Prototyping Is an Invaluable Core Competency and a Necessary Practice for Organizations
Cultivating Experimentation As A Common Practice Builds Resilience
By Jesse Bourns, COO at Ajah
“Fail faster to succeed sooner.” -IDEO Founder David Kelley
I see a lot of organizations get stuck trying to change how they manage their information and data—they focus so much on being perfect that projects never get launched and nothing gets implemented. Granted, this approach won’t always fail. Let’s say your organization needs a new finance system. It’s a more common problem that’s already well understood, so it's fairly straightforward to implement—you can plan, design, select and implement. But in many cases, especially for social purpose organizations, the needs are more complex and the end state of what’s being implemented isn’t clear.
For example: your organization needs systems for gathering data and evidence about its programs, then needs to extract learnings from those programs and use them to adapt and improve—even that sentence is complicated. The need and problem are clear, but the mechanics of how they’re addressed are unknowns. No matter how carefully you design and plan, you’ll be making assumptions throughout—and that creates risks. Those mechanics will be what makes the system functional or disastrous. These more complex needs emerge everywhere—in deceptively “simple” areas too.
When you don’t yet know what the end state looks like, your organization needs to be able to experiment and explore in order to develop approaches that will work. That sounds easy, but it’s really common for organizations to struggle with this. Yes, your gut feeling is probably right—it really does take your organization a long time to do new things, even when they seem so small.
Fundamentally, this is usually because organizations and their staff are missing prototyping as a competency. Tell-tale signs of this are that tools never seem to “launch,” staff default to creating committees and teams, and there’s a general sense that change won’t happen without adopting another “enterprise” project. It’s ok, and probably preferable, to build interim spreadsheets before launching giant technology projects. An organization that can build those spreadsheets will be more agile—you just need some structure and discipline to prevent it from getting out of hand.
Honestly, when people complain about “shadow” spreadsheets it’s probably because the organization can’t reliably implement improvements and make progress, and those shadow systems are just guerilla prototyping that is often helping your staff with their work:
By not cultivating and enabling prototyping, an organization is missing out on a valuable enabler/opportunity for digital transformation and general agility. On the surface, prototypes might seem to create only small changes—but in reality, they actually develop new pieces of infrastructure that can be leveraged for more rapid improvement and adaptation. A simple touchpoint where you ask a partner one standard question can eventually evolve into a sophisticated learning practice—or a fairly “boring” tracking sheet will eventually be a core part of an integration between different systems or departments.
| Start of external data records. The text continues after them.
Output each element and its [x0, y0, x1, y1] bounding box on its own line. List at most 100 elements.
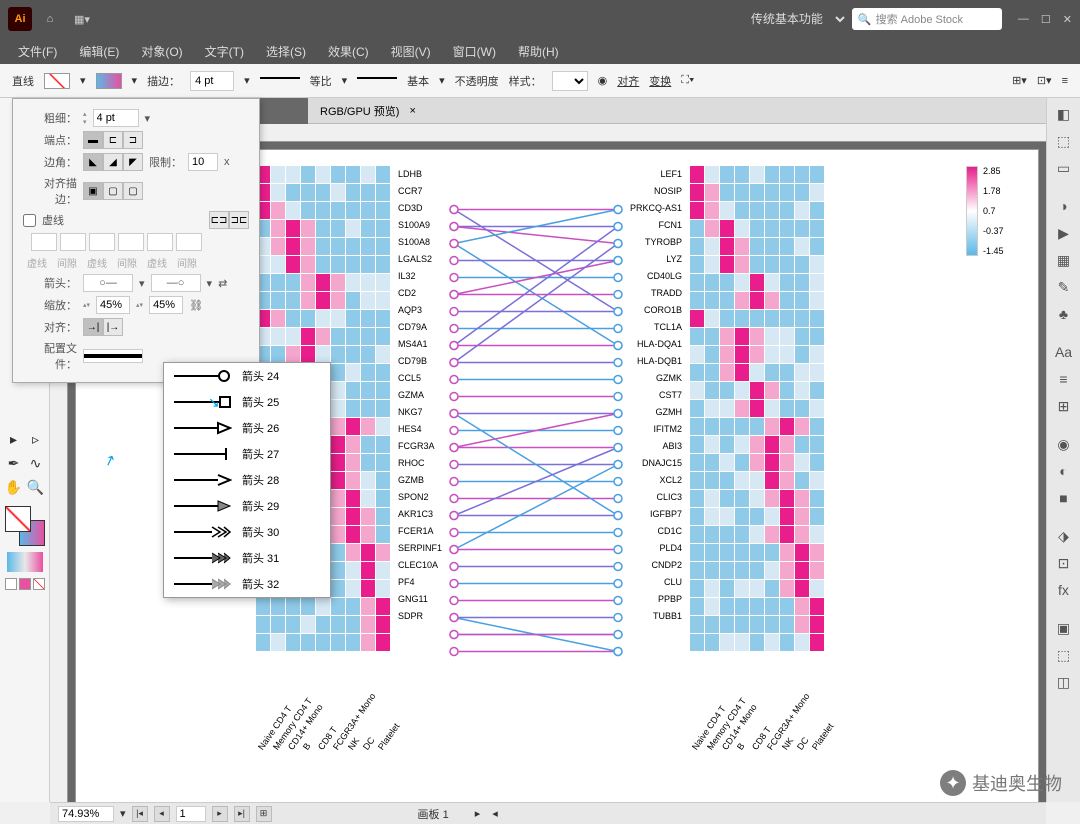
menu-item[interactable]: 对象(O) [131, 40, 192, 63]
close-icon[interactable]: ✕ [1063, 13, 1072, 26]
panel-menu-icon[interactable]: ≡ [1062, 75, 1068, 87]
panel-icon[interactable]: ♣ [1052, 302, 1076, 326]
pen-tool[interactable]: ✒ [3, 452, 25, 474]
corner-buttons[interactable]: ◣◢◤ [83, 153, 143, 171]
isolate-icon[interactable]: ⛶▾ [681, 74, 694, 87]
arrowhead-option[interactable]: 箭头 30 [164, 519, 330, 545]
heatmap-chart: Naive CD4 TMemory CD4 TCD14+ MonoBCD8 TF… [256, 166, 1006, 696]
weight-input[interactable] [93, 109, 139, 127]
miter-limit-input[interactable] [188, 153, 218, 171]
arrow-scale-1[interactable] [96, 296, 130, 314]
panel-icon[interactable]: ◫ [1052, 670, 1076, 694]
tutorial-arrow-icon: ↘ [208, 394, 220, 411]
gradient-preview[interactable] [7, 552, 43, 572]
panel-icon[interactable]: ▦ [1052, 248, 1076, 272]
close-tab-icon[interactable]: × [409, 105, 415, 117]
artboard-number-input[interactable] [176, 806, 206, 822]
statusbar: ▾ |◂ ◂ ▸ ▸| ⊞ 画板 1 ▸ ◂ [50, 802, 1046, 824]
recolor-icon[interactable]: ◉ [598, 74, 608, 87]
cap-buttons[interactable]: ▬⊏⊐ [83, 131, 143, 149]
width-profile-preview [260, 77, 300, 85]
fill-swatch[interactable] [44, 73, 70, 89]
menu-item[interactable]: 效果(C) [318, 40, 379, 63]
panel-icon[interactable]: Aa [1052, 340, 1076, 364]
brush-preview [357, 77, 397, 85]
color-mode-swatches[interactable] [5, 578, 45, 590]
menu-item[interactable]: 编辑(E) [69, 40, 129, 63]
stroke-panel: 粗细： ▴▾ ▾ 端点： ▬⊏⊐ 边角： ◣◢◤ 限制： x 对齐描边： ▣▢▢… [12, 98, 260, 383]
home-icon[interactable]: ⌂ [36, 5, 64, 33]
menu-item[interactable]: 文件(F) [8, 40, 67, 63]
arrow-start-select[interactable]: ○— [83, 274, 133, 292]
last-artboard-button[interactable]: ▸| [234, 806, 250, 822]
panel-icon[interactable]: ▭ [1052, 156, 1076, 180]
stroke-weight-input[interactable] [190, 71, 234, 91]
panel-icon[interactable]: ◐ [1052, 459, 1076, 483]
panel-icon[interactable]: ✎ [1052, 275, 1076, 299]
search-stock-input[interactable]: 🔍 搜索 Adobe Stock [852, 8, 1002, 30]
maximize-icon[interactable]: ☐ [1041, 13, 1051, 26]
arrowhead-option[interactable]: 箭头 28 [164, 467, 330, 493]
dash-checkbox[interactable] [23, 214, 36, 227]
tool-name: 直线 [12, 73, 34, 89]
fill-stroke-swatches[interactable] [5, 506, 45, 546]
menu-item[interactable]: 文字(T) [195, 40, 254, 63]
panel-icon[interactable]: ▶ [1052, 221, 1076, 245]
menu-item[interactable]: 帮助(H) [508, 40, 569, 63]
document-tab[interactable]: RGB/GPU 预览)× [308, 98, 1046, 124]
panel-icon[interactable]: ⬗ [1052, 524, 1076, 548]
first-artboard-button[interactable]: |◂ [132, 806, 148, 822]
prefs-icon[interactable]: ⊡▾ [1037, 74, 1052, 87]
panel-icon[interactable]: ◉ [1052, 432, 1076, 456]
menu-item[interactable]: 视图(V) [381, 40, 441, 63]
panel-icon[interactable]: ≡ [1052, 367, 1076, 391]
curvature-tool[interactable]: ∿ [25, 452, 47, 474]
menu-item[interactable]: 选择(S) [256, 40, 316, 63]
panel-icon[interactable]: ◑ [1052, 194, 1076, 218]
panel-icon[interactable]: ⊞ [1052, 394, 1076, 418]
zoom-input[interactable] [58, 806, 114, 822]
grid-icon[interactable]: ⊞▾ [1012, 74, 1027, 87]
align-stroke-buttons[interactable]: ▣▢▢ [83, 182, 143, 200]
style-select[interactable] [552, 71, 588, 91]
minimize-icon[interactable]: — [1018, 13, 1029, 26]
arrowhead-option[interactable]: 箭头 31 [164, 545, 330, 571]
prev-artboard-button[interactable]: ◂ [154, 806, 170, 822]
panel-icon[interactable]: ■ [1052, 486, 1076, 510]
link-scale-icon[interactable]: ⛓ [189, 299, 203, 312]
zoom-tool[interactable]: 🔍 [25, 476, 47, 498]
hand-tool[interactable]: ✋ [3, 476, 25, 498]
titlebar: Ai ⌂ ▦▾ 传统基本功能 🔍 搜索 Adobe Stock — ☐ ✕ [0, 0, 1080, 38]
transform-link[interactable]: 变换 [649, 73, 671, 89]
arrow-end-select[interactable]: —○ [151, 274, 201, 292]
wechat-icon: ✦ [940, 770, 966, 796]
arrowhead-option[interactable]: 箭头 26 [164, 415, 330, 441]
panel-icon[interactable]: ▣ [1052, 616, 1076, 640]
align-link[interactable]: 对齐 [617, 73, 639, 89]
stroke-swatch[interactable] [96, 73, 122, 89]
workspace-selector[interactable]: 传统基本功能 [739, 7, 848, 31]
watermark: ✦ 基迪奥生物 [940, 770, 1062, 796]
arrowhead-option[interactable]: 箭头 25 [164, 389, 330, 415]
arrowhead-option[interactable]: 箭头 24 [164, 363, 330, 389]
next-artboard-button[interactable]: ▸ [212, 806, 228, 822]
right-panel-dock: ◧ ⬚ ▭ ◑ ▶ ▦ ✎ ♣ Aa ≡ ⊞ ◉ ◐ ■ ⬗ ⊡ fx ▣ ⬚ ◫ [1046, 98, 1080, 802]
swap-arrows-icon[interactable]: ⇄ [218, 277, 227, 290]
app-logo: Ai [8, 7, 32, 31]
menubar: 文件(F)编辑(E)对象(O)文字(T)选择(S)效果(C)视图(V)窗口(W)… [0, 38, 1080, 64]
selection-tool[interactable]: ▸ [3, 428, 25, 450]
arrow-align-buttons[interactable]: →||→ [83, 318, 123, 336]
panel-icon[interactable]: ◧ [1052, 102, 1076, 126]
panel-icon[interactable]: fx [1052, 578, 1076, 602]
menu-item[interactable]: 窗口(W) [443, 40, 506, 63]
arrowhead-option[interactable]: 箭头 27 [164, 441, 330, 467]
artboard-nav-icon[interactable]: ⊞ [256, 806, 272, 822]
direct-selection-tool[interactable]: ▹ [25, 428, 47, 450]
panel-icon[interactable]: ⊡ [1052, 551, 1076, 575]
arrange-icon[interactable]: ▦▾ [68, 5, 96, 33]
arrow-scale-2[interactable] [149, 296, 183, 314]
panel-icon[interactable]: ⬚ [1052, 129, 1076, 153]
arrowhead-option[interactable]: 箭头 29 [164, 493, 330, 519]
arrowhead-option[interactable]: 箭头 32 [164, 571, 330, 597]
panel-icon[interactable]: ⬚ [1052, 643, 1076, 667]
Again, this needs to be balanced against the “Wild West” risks it creates where everyone does their own thing and there’s no centralized authority for core systems. But that balance can be achieved through standards of practice, discipline, and good mandates, as well as clarity over when and where this kind of approach can work.
Bottom line: organizations that can prototype are better equipped for problem-solving and will likely make more progress in transforming their practices. People in the organization will develop a new competency and acquire skills that allow them to develop creative solutions to complex challenges faster. If your organization isn’t intentionally cultivating this core competency (or to the extent that it doesn’t do that) success will be that much harder to achieve.